Unterstützung bekam der Senator für seine Linie vom Koalitionspartner, auch wenn in den Medien zuvor spekuliert worden war, dass die CDU die Sozialdemokraten als Retourkutsche für das Flüchtlingscamp auf dem Oranienplatz im Regen stehen lassen könnte. Zwar erklärte der Vizefraktionschef der Union, Stefan Evers, dass vor einem möglichen Volksentscheid keine Tatsachen geschaffen werden dürften. Doch eine Unterstützung des Anliegens der Bürgerinitiative gab es auch seitens der Union nicht. »Auf dem Tempelhofer Feld keinen Stein mehr umzudrehen, das ist mit uns nicht zu machen«, sagte Evers.
Das sehen allerdings auch alle Oppositionsparteien so. Selbst die Piraten teilen nicht vollständig die Ziele des Volksbegehrens, weil das bedeuten würde, das selbst der um das Gelände laufende Zaun nicht abgebaut werden dürfte.

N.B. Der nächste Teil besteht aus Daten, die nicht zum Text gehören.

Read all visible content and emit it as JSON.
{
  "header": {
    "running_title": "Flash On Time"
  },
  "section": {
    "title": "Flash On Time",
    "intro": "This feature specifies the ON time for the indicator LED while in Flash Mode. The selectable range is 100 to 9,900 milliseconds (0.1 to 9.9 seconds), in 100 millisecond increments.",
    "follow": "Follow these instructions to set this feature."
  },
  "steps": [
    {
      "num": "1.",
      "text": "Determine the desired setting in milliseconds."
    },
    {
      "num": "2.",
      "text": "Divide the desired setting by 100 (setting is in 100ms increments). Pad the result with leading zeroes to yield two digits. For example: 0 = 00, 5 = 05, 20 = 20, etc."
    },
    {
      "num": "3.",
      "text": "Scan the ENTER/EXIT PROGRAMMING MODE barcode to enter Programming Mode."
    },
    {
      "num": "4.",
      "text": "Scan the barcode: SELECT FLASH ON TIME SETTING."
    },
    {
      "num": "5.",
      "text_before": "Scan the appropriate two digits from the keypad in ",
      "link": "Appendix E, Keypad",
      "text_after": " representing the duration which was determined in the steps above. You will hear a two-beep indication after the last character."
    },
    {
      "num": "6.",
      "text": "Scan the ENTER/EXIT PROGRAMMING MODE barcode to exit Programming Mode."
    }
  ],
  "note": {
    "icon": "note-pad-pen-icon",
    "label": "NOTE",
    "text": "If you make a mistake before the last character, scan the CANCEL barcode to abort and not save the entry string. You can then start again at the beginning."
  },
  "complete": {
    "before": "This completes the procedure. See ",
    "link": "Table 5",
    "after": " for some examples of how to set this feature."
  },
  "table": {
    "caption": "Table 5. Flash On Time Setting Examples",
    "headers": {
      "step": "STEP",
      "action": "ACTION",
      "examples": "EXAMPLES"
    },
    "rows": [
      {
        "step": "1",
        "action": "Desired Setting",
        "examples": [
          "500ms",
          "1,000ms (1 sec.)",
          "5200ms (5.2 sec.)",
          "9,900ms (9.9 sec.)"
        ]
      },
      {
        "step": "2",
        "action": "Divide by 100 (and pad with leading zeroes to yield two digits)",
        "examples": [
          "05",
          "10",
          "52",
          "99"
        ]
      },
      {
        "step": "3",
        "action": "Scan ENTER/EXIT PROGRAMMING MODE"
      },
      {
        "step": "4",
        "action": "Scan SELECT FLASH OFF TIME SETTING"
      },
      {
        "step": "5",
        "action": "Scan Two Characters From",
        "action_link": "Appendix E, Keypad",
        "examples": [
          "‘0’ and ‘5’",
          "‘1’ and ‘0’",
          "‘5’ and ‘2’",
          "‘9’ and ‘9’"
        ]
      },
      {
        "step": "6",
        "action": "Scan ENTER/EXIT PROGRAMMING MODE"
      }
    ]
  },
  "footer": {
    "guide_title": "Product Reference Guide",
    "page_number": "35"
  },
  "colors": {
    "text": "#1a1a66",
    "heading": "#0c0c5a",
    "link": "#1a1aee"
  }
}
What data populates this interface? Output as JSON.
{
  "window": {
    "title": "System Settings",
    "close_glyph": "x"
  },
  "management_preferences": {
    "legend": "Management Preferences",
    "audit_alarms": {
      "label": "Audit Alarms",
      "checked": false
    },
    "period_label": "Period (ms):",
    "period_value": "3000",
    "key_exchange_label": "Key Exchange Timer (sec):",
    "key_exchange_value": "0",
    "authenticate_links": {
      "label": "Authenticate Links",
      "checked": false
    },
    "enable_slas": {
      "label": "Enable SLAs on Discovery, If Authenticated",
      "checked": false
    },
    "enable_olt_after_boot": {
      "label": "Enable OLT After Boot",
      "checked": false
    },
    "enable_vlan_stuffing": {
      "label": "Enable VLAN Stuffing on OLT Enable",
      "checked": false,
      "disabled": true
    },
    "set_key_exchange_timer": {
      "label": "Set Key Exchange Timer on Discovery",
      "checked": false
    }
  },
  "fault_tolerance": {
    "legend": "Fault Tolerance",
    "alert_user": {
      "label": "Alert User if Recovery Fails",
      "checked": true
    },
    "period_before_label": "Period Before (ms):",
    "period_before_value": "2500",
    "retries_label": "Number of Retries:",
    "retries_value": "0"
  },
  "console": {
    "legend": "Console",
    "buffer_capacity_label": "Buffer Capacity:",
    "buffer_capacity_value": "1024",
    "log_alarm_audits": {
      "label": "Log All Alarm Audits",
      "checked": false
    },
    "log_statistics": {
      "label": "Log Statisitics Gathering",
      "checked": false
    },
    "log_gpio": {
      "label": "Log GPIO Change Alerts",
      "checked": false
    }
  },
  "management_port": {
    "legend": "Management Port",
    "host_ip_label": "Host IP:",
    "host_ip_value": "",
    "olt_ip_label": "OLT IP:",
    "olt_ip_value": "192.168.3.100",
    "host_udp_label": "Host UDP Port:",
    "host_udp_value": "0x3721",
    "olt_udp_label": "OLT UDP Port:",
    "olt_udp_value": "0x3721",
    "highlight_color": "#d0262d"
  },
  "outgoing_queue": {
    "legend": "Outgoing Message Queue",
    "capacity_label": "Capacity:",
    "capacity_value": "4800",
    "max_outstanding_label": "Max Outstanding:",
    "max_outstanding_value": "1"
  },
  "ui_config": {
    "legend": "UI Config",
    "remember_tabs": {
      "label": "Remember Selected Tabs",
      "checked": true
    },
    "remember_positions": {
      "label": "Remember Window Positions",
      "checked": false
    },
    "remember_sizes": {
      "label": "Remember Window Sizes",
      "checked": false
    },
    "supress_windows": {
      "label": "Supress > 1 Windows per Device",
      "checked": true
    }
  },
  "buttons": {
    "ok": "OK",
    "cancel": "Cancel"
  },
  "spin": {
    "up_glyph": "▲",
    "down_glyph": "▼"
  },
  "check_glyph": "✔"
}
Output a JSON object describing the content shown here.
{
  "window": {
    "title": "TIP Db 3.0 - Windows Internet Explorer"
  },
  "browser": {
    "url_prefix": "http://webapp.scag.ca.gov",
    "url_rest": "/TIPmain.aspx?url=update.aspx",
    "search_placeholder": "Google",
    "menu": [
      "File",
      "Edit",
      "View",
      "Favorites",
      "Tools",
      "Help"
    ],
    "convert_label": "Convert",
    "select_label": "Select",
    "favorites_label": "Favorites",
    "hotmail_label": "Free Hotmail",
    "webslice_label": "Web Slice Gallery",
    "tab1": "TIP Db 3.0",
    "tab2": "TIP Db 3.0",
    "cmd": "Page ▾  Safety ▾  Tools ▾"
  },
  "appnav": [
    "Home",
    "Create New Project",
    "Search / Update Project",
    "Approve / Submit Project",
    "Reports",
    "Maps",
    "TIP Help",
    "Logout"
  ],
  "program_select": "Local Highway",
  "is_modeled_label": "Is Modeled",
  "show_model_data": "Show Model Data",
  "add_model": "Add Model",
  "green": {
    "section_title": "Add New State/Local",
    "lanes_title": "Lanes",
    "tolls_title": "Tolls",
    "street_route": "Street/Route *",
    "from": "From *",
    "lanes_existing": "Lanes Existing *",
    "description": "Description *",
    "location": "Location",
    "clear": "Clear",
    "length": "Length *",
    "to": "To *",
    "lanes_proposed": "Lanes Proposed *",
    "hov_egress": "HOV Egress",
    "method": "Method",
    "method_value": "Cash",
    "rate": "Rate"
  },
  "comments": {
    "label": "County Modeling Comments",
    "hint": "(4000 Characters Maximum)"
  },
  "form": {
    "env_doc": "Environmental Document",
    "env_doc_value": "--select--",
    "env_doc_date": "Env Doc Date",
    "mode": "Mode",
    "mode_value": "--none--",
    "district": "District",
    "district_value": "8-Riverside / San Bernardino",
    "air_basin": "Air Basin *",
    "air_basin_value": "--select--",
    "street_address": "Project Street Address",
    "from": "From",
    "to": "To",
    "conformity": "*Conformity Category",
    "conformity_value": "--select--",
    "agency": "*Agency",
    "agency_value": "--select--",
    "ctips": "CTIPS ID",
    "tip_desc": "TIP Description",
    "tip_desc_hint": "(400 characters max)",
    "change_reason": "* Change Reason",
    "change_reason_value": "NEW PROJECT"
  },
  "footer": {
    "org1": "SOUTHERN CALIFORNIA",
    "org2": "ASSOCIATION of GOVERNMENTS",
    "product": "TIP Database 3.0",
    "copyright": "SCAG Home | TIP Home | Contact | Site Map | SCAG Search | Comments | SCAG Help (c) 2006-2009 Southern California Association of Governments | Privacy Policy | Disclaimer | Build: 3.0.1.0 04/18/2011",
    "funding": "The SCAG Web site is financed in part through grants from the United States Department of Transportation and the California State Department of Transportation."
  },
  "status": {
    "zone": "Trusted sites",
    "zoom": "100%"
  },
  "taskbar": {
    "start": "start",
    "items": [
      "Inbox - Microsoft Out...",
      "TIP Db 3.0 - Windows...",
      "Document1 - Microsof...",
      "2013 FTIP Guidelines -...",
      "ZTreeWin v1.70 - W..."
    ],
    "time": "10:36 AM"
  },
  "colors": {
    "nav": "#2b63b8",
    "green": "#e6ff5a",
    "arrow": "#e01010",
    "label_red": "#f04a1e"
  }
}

Doch auch wenn keine Partei das inhaltliche Anliegen der Initiative teilt, zieht die Opposition andere Konsequenzen als Rot-Schwarz aus dem Volksbegehren. »Kann es nicht einen dritten Weg zwischen Zustimmung und Ablehnung des Volksbegehrens geben?«, brachte die Fraktionschefin der Grünen, Antje Kapek, einen Kompromiss ins Spiel. Denn nicht nur der Senat, sondern auch die Bürgerinitiative müsse sich bewegen. Die Grünen schlagen einen Allparteien-Gesetzentwurf vor, der alternativ beim Volksentscheid abgestimmt werden könnte.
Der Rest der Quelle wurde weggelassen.